Purtroppo, la storia è piena di questi risvegli tardivi. È come se la nostra società soffrisse di un'amnesia cronica, curabile solo dal lutto.
Ennio Morricone: Un genio assoluto, le cui note fanno parte del DNA emotivo di chiunque abbia amato il cinema. Eppure, l'Academy di Hollywood si è ricordata di tributargli un Premio Oscar alla carriera solo nel 2007, dopo averlo ignorato per decenni nelle categorie competitive, e la vera pioggia di intitolazioni di piazze, auditorium e teatri in Italia è esplosa solo dopo il 2020.
Gigi Riva: L'eroe silenzioso della Sardegna. Finché era in vita, protetto dal suo proverbiale e dignitoso isolamento a Cagliari, l'affetto era immenso ma spesso privato, confinato nell'isola. C'è voluta la sua scomparsa per vedere i telegiornali nazionali dedicargli edizioni straordinarie, per ascoltare i grandi opinionisti rispolverare la sua epopea e per avviare le procedure burocratiche per intitolargli lo stadio di Cagliari.
Mia Martini: Il caso forse più doloroso e lampante del nostro panorama culturale. Una delle voci più straordinarie della musica italiana, letteralmente emarginata, isolata e ferita da voci infamanti diffuse dal suo stesso ambiente. Solo dopo la sua tragica scomparsa il mondo dello spettacolo ha fatto "mea culpa", istituendo il Premio della Critica a suo nome a Sanremo e trasformandola nel mito indiscusso che avrebbe meritato di essere difesa e celebrata da viva.

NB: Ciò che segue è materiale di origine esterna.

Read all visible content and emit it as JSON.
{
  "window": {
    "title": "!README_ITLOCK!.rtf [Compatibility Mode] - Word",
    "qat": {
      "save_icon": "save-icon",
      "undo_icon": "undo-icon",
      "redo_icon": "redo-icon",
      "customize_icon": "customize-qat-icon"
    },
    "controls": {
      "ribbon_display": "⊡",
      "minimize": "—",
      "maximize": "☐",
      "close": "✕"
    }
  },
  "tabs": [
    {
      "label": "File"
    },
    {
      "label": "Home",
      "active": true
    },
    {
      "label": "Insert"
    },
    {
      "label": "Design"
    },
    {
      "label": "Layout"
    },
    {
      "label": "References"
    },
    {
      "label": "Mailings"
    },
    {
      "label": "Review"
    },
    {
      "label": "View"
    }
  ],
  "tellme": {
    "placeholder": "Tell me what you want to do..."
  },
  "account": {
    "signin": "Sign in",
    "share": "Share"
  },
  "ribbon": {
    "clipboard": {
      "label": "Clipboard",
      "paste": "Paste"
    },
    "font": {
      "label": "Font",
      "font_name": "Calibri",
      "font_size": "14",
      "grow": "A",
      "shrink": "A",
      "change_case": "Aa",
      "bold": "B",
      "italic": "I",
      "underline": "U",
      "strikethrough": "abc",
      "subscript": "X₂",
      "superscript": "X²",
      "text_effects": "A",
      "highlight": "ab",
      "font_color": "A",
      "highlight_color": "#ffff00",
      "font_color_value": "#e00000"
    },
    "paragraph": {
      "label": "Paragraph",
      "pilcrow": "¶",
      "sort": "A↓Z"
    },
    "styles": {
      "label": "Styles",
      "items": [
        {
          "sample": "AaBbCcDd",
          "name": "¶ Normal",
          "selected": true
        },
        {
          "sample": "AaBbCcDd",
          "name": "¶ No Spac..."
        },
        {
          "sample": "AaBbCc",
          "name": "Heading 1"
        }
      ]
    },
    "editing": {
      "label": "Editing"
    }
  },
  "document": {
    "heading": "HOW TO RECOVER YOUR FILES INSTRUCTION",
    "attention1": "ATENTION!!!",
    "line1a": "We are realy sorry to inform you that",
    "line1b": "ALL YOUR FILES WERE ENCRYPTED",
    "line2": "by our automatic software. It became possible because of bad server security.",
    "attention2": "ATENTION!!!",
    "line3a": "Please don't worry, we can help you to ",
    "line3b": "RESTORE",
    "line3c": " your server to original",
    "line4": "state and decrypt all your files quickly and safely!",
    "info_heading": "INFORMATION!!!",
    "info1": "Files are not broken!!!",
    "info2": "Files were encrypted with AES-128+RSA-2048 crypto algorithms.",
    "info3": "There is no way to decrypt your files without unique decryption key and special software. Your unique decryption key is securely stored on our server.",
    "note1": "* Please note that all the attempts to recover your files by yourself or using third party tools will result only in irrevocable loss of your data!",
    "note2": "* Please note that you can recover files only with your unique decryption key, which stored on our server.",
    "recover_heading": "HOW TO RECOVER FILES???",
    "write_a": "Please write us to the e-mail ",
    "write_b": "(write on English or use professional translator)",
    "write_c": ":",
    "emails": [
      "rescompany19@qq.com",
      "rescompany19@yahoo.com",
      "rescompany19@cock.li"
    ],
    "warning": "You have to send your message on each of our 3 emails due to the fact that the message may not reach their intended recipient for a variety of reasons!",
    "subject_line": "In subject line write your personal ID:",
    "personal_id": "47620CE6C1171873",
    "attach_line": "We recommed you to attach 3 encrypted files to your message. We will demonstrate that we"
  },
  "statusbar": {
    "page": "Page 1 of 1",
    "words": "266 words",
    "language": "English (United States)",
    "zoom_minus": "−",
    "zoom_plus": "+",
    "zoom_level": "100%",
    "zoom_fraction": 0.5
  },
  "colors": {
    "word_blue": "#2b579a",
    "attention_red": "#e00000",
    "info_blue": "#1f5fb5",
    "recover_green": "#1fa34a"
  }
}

Paolo Rossi: L'uomo che fece piangere il Brasile nell'82 e che unì una nazione intera. Negli ultimi anni lavorava come opinionista, trattato spesso con la normale familiarità che si riserva a un ex atleta. La notte in cui se n'è andato, il Paese si è improvvisamente risvegliato orfano di un simbolo patriottico, dando il via a una corsa per intitolargli lo stadio di Vicenza e persino lo stadio Olimpico di Roma, in un impeto di celebrazione che ha il sapore del rimpianto.
Questa tendenza a glorificare i defunti nasconde una pigrizia emotiva spaventosa. Da vivi, i grandi personaggi sono "ingombranti", hanno opinioni, spigoli, difetti. Richiedono uno sforzo di coerenza da parte nostra. Da morti, invece, diventano perfetti. Diventano icone malleabili, che possiamo gestire sui nostri schermi senza il rischio di essere smentiti. Il loro silenzio definitivo ci dà il permesso di parlare per loro, di appropriarci dei loro aneddoti.
Bagnoli guardava il calcio moderno con il distacco saggio del pensatore, protetto dalle mura della sua casa di Verona. Oggi lo piangiamo e lo definiamo "l'ultimo romantico". Ma se vogliamo davvero onorare la sua lezione di umiltà e concretezza, dovremmo imparare a cambiare prospettiva. Cominciamo a celebrare il talento, l'integrità e la bellezza quando sono ancora qui, stringendo le mani a chi ha fatto la storia finché quelle mani sono calde. Non aspettiamo che cali il sipario per accorgerci che lo spettacolo era straordinario.